Vera’s eyes had been locked with Carol’s for the entire length of the speech. Now Carol turned away and it was as if lightning had indeed struck and transformed them where they stood.

“The game,” said Vera at last, “is hide-and-seek.”

They were, she thought, the counterweight to mystic speculators in the grain trade, weird people trying to call chemical clouds together in the hope that peace might rain down upon them, as lost to the world of protest, negotiation, and reconciliation as the speculators were to altruism, philanthropy, and food grown and cooked with their own tired hands.

It was seductive, but she wanted to stay in the trench. A friend of hers, she told the women, someone very close to her, was addicted to narcotics, and so she saw things in a little different light. Without warning, she collapsed in a chair, held her face in her hands, and began to cry.

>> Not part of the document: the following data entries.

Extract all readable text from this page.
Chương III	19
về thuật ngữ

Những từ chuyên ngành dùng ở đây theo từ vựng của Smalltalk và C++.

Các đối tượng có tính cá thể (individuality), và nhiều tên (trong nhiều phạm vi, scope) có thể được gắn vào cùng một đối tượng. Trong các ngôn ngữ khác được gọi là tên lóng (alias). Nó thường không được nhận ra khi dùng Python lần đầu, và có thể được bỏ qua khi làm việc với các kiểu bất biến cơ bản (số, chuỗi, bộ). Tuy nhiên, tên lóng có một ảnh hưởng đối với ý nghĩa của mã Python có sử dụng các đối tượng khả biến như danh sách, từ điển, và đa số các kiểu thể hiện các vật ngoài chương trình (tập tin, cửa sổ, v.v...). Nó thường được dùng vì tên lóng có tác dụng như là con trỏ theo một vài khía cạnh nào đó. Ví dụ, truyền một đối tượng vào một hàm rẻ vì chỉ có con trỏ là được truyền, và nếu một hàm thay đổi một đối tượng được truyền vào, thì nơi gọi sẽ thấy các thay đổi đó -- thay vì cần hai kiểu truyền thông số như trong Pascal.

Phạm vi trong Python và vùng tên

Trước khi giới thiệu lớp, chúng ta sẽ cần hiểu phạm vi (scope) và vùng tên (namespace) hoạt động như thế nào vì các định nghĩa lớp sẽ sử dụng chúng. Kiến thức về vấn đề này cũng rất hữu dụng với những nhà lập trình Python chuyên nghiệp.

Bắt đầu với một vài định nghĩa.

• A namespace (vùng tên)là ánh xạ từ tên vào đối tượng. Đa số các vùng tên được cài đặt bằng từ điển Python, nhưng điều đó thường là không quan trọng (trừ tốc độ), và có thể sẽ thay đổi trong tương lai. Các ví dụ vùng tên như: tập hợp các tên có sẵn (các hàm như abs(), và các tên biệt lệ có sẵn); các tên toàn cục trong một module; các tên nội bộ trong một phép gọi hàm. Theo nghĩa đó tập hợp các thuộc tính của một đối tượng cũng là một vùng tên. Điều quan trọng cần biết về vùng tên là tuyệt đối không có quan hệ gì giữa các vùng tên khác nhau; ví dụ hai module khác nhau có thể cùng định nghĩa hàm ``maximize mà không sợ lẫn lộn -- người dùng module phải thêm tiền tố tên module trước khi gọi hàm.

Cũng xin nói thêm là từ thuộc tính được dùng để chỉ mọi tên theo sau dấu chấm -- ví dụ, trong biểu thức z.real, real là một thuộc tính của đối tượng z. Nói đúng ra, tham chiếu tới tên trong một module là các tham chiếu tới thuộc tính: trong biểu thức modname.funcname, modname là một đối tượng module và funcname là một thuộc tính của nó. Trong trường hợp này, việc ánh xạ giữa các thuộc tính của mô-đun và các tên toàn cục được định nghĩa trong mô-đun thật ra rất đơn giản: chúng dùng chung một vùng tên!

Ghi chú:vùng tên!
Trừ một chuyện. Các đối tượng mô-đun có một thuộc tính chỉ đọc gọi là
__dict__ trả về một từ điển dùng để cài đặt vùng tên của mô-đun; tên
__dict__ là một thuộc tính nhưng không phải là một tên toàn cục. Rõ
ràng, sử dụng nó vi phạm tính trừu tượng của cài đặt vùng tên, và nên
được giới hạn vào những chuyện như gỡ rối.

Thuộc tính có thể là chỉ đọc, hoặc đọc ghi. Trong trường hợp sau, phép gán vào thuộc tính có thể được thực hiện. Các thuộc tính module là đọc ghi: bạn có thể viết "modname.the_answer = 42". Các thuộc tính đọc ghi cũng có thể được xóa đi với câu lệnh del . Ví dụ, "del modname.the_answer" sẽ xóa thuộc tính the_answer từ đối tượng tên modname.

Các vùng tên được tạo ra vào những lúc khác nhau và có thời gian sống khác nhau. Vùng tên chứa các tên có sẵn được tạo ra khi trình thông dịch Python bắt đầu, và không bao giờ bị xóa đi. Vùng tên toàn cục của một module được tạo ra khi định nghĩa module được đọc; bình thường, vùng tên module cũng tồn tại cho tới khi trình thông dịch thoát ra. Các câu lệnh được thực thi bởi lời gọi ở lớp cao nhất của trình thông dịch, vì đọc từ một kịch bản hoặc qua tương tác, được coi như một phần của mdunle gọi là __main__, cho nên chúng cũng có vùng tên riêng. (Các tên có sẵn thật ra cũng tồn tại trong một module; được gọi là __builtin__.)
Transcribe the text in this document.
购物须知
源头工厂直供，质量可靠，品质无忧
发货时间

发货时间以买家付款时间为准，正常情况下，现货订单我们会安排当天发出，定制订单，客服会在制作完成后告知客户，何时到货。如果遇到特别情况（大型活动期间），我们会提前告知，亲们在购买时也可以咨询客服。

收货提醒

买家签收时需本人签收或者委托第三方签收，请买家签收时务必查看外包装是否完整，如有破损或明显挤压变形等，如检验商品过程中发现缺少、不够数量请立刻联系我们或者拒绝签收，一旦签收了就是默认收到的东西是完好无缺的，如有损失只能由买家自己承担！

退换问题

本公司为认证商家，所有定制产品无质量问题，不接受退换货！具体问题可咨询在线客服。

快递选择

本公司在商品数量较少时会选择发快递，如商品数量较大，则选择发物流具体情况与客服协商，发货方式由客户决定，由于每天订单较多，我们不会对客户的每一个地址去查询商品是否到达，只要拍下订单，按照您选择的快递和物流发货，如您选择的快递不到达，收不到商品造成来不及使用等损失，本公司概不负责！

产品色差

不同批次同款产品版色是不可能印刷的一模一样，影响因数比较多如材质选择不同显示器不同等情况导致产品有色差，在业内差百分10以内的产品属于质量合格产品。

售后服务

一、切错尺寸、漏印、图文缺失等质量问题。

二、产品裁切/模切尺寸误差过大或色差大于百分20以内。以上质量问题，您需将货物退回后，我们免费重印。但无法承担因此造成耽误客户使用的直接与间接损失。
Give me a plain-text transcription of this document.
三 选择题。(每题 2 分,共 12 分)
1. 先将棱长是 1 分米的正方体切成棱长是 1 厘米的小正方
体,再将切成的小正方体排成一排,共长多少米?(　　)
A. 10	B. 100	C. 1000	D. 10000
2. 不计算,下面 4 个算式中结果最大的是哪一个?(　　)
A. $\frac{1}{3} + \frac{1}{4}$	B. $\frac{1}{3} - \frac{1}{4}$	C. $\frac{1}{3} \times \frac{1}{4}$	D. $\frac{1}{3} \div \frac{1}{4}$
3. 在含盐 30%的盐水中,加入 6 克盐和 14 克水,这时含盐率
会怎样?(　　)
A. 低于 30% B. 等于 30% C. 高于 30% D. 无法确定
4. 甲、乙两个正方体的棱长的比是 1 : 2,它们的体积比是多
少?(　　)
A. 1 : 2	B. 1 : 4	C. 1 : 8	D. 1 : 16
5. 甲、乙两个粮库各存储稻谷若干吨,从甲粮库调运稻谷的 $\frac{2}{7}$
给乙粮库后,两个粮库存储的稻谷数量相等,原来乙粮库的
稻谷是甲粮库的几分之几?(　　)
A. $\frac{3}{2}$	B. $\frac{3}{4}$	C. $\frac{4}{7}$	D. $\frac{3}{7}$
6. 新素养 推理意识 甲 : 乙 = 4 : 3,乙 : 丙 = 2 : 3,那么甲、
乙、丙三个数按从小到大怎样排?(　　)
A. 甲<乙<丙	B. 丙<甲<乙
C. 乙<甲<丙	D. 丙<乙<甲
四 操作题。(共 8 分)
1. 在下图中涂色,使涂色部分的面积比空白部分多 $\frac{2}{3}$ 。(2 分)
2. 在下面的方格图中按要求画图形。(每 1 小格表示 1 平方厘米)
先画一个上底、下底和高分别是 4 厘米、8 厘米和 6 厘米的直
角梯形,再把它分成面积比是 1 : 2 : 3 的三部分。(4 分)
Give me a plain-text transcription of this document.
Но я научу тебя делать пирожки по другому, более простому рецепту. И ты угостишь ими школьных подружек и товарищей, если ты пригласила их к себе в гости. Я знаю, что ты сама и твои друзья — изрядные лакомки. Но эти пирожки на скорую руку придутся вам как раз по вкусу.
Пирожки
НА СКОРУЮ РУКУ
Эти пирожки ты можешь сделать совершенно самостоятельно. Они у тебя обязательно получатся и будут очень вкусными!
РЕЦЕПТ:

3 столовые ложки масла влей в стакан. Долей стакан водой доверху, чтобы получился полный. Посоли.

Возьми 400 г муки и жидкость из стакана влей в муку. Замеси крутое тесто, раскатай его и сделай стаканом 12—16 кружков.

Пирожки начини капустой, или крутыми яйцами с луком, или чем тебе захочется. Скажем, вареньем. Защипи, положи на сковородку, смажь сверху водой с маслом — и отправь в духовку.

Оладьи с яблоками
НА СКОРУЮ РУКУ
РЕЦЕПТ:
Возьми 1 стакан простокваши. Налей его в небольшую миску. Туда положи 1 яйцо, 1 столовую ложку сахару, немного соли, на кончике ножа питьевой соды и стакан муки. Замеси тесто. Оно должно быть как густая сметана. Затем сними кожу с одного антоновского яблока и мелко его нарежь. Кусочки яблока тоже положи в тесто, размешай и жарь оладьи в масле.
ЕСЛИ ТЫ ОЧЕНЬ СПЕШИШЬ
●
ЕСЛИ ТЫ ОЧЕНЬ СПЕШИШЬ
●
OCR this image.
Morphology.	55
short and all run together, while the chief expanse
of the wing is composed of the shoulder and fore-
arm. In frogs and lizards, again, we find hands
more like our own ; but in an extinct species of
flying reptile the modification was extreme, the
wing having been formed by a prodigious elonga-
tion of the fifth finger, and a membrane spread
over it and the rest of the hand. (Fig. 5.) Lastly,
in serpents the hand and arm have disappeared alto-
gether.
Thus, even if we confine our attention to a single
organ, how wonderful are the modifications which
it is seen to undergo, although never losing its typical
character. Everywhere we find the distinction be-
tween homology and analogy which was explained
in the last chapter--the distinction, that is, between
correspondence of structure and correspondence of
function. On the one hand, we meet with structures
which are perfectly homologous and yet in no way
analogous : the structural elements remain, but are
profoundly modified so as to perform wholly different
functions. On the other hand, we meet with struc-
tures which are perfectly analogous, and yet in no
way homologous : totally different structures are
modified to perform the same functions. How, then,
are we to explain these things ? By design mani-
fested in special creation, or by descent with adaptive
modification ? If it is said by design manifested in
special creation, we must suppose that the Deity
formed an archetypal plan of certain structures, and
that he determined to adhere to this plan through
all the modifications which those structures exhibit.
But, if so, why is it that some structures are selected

“More prisons, more police, more mobs, more lynching,” said Vera. They had returned to the table. The men looked like they’d been sobbing too. The women sat down and ignored what the men were trying passionately to say. Vera lost her train of thought and the first woman, Louise, asked her again if she felt she had been addicted to the opium she’d been given as a child. Vera again began to cry. Louise had meant to introduce the topic as a subject for group discussion, but now didn’t know what to do. She raised and lowered her palms several times. Vera stopped crying as quickly and surely as if she’d been faking it.